Abbé Joaquim MESEGUER García
(Sant Quirze del Vallès, Barcelona, Espagne)

Aujourd'hui, l'expérience de Pierre nous renvoie aux situations que nous avons nous aussi vécues certainement plus d'une fois. Qui n'a pas vu ses projets tomber à l'eau et n'a pas subi la tentation du découragement et du désespoir? Dans de telles circonstances nous devons ranimer notre foi et dire avec le psalmiste: «Fais-nous voir, Seigneur, ton amour, et donne-nous ton salut».

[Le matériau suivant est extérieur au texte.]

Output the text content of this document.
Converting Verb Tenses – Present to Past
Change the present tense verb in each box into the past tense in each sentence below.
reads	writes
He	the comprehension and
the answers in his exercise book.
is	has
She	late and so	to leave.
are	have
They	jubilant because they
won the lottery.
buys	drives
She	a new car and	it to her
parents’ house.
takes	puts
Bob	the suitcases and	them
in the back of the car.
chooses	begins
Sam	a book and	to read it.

Pour la mentalité de l'époque, la mer était un endroit où habitaient les forces du mal, le royaume de la mort, menaçant pour l'homme. En "marchant sur l'eau" (cf. Mt 14,25), Jésus nous indique que par sa mort et par sa résurrection il triomphe des pouvoirs du mal et de la mort qui nous menacent et cherchent à nous détruire. Notre existence, n'est-elle pas comme une barque fragile qui traverse la mer de la vie, secouée par les vagues, et qui espère arriver à un but qui aura un sens?

Pierre croyait avoir une foi claire et un courage consistant, pourtant il «commençait à enfoncer» (Mt 14,30), Pierre avait assuré Jésus qu'il le suivrait jusqu'à la mort, mais sa faiblesse lui fait peur et dans les récits de la passion, il renie le Maître. Pourquoi est-ce que Pierre s'enfonce dès qu'il commence à marcher sur l'eau? Parce qu'au lieu de poser son regard sur Jésus il regarda la mer et cela lui fit perdre courage, à partir de cet instant, sa confiance dans le Seigneur s'affaiblit et ses pieds ne lui répondent plus du tout. Mais Jésus «étendit la main, le saisit» (Mt 14,31) et le sauva.

Depuis la résurrection, le Seigneur ne permet pas que son disciple s'enfonce dans les remords et le désespoir, et Il lui redonne confiance par son généreux pardon. Sur qui est-ce que je fixe mon regard dans le combat de ma vie? Quand le poids de mes péchés et de mes fautes m'entraîne et m'enfonce, est-ce que j'accepte que Jésus étende sa main et me sauve?